Agamemnon, while a great warrior, is not the smartest man in the war. Before book one of The Iliad, he took the woman Chryseis as a prize of war and made her his concubine. Her father, Chryses, a priest of the sun god Apollo, demands her return. Agamemnon refuses, so Apollo sends a plague down into the Achaean camp, and many soldiers die. Agamemnon’s councillors, Odysseus and Nestor tell Agamemnon to return the girl to her father, but he refuses. He can accept the destruction but can not lower down his pride which shows his arrogance just like Achilles who refuses to return to the battle even after the apologies and gifts. Agamemnon doesn’t uphold the status of a good leader because a good leader is the one who first thinks of his soldiers and the other warriors accompanying him, rather he first thinks of himself. Agamemnon is convinced to return Chryseis, but on only one condition. He demands that the woman Briseis, who is the concubine of the great hero Achilles, be given to him in her place.
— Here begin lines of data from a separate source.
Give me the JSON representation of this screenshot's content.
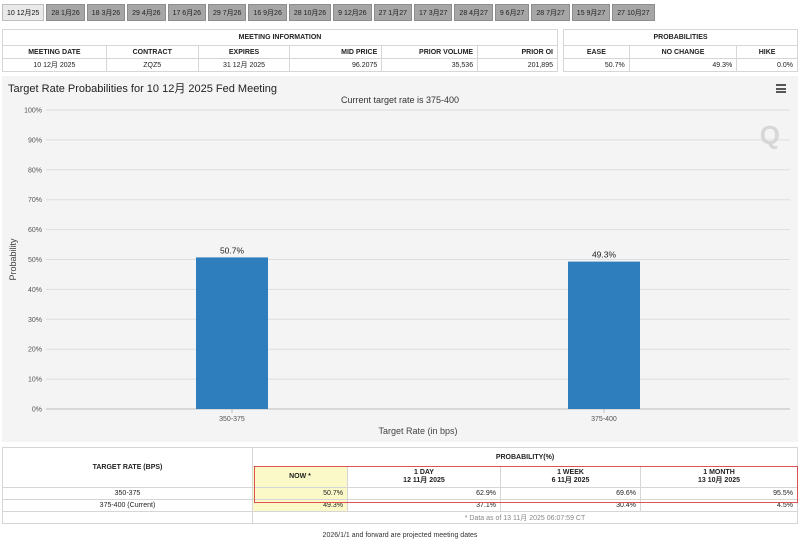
{
  "tabs": [
    "10 12月25",
    "28 1月26",
    "18 3月26",
    "29 4月26",
    "17 6月26",
    "29 7月26",
    "16 9月26",
    "28 10月26",
    "9 12月26",
    "27 1月27",
    "17 3月27",
    "28 4月27",
    "9 6月27",
    "28 7月27",
    "15 9月27",
    "27 10月27"
  ],
  "meeting_info": {
    "title": "MEETING INFORMATION",
    "headers": [
      "MEETING DATE",
      "CONTRACT",
      "EXPIRES",
      "MID PRICE",
      "PRIOR VOLUME",
      "PRIOR OI"
    ],
    "row": [
      "10 12月 2025",
      "ZQZ5",
      "31 12月 2025",
      "96.2075",
      "35,536",
      "201,895"
    ]
  },
  "probabilities": {
    "title": "PROBABILITIES",
    "headers": [
      "EASE",
      "NO CHANGE",
      "HIKE"
    ],
    "row": [
      "50.7%",
      "49.3%",
      "0.0%"
    ]
  },
  "chart_header": {
    "title": "Target Rate Probabilities for 10 12月 2025 Fed Meeting",
    "subtitle": "Current target rate is 375-400"
  },
  "logo_text": "Q",
  "chart_data": {
    "type": "bar",
    "title": "Target Rate Probabilities for 10 12月 2025 Fed Meeting",
    "subtitle": "Current target rate is 375-400",
    "categories": [
      "350-375",
      "375-400"
    ],
    "values": [
      50.7,
      49.3
    ],
    "value_labels": [
      "50.7%",
      "49.3%"
    ],
    "xlabel": "Target Rate (in bps)",
    "ylabel": "Probability",
    "ylim": [
      0,
      100
    ],
    "yticks": [
      "0%",
      "10%",
      "20%",
      "30%",
      "40%",
      "50%",
      "60%",
      "70%",
      "80%",
      "90%",
      "100%"
    ],
    "grid": true,
    "bar_color": "#2e7ebd"
  },
  "bottom_table": {
    "rate_header": "TARGET RATE (BPS)",
    "prob_header": "PROBABILITY(%)",
    "col_now": "NOW *",
    "col_1day": "1 DAY",
    "col_1day_date": "12 11月 2025",
    "col_1week": "1 WEEK",
    "col_1week_date": "6 11月 2025",
    "col_1month": "1 MONTH",
    "col_1month_date": "13 10月 2025",
    "rows": [
      {
        "rate": "350-375",
        "now": "50.7%",
        "day": "62.9%",
        "week": "69.6%",
        "month": "95.5%"
      },
      {
        "rate": "375-400 (Current)",
        "now": "49.3%",
        "day": "37.1%",
        "week": "30.4%",
        "month": "4.5%"
      }
    ],
    "note": "* Data as of 13 11月 2025 06:07:59 CT"
  },
  "footer": "2026/1/1 and forward are projected meeting dates",
  "colors": {
    "highlight_box": "#e05050",
    "now_bg": "#fbf9c8",
    "tab_bg": "#a6a6a6"
  }
}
Agamemnon is insistent, and Achilles is furious. But as Agamemnon is his leader, Achilles has no choice and Briseis is brought to Agamemnon’s tents. This colossal blunder nearly costs Agamemnon the war. Agamemnon’s egocentric behaviour forms a plot for neikos . Achilles refuses to fight the war for him and the battle without Achilles becomes a devastating loss for the Achaeans. Agamemnon’s reasoning for taking Briseis from Achilles tells us all we need to know about his character. The man is a bully, and he especially cannot stand for anyone to have more or better than he does. Despite of Agamemnon’s strong and heartless character, he is seen weeping in book nine where he feels very disappointed because of their constant failures in the battles. Agamemnon’s weak side is reflected here where he feels distressed by thinking of the outcomes of the war.
What is clear from Homer’s representation of Agamemnon is that he is a deeply flawed character. One of his greatest faults is his inability to realise that as a king he must not succumb to his own desires and emotions. He refuses to accept that the position of authority that he finds himself in demands responsibility and that his personal whims and desires should be secondary to the needs of his community. Agamemnon is weak; he vacillates. During periods of depression and discouragement, he makes wrong decisions, and he is sometimes unfair. Even though Agamemnon is a highly accomplished warrior, as a king he often exhibits, contrary to the ideal of kingship: stubbornness, cowardice and at certain times even immaturity.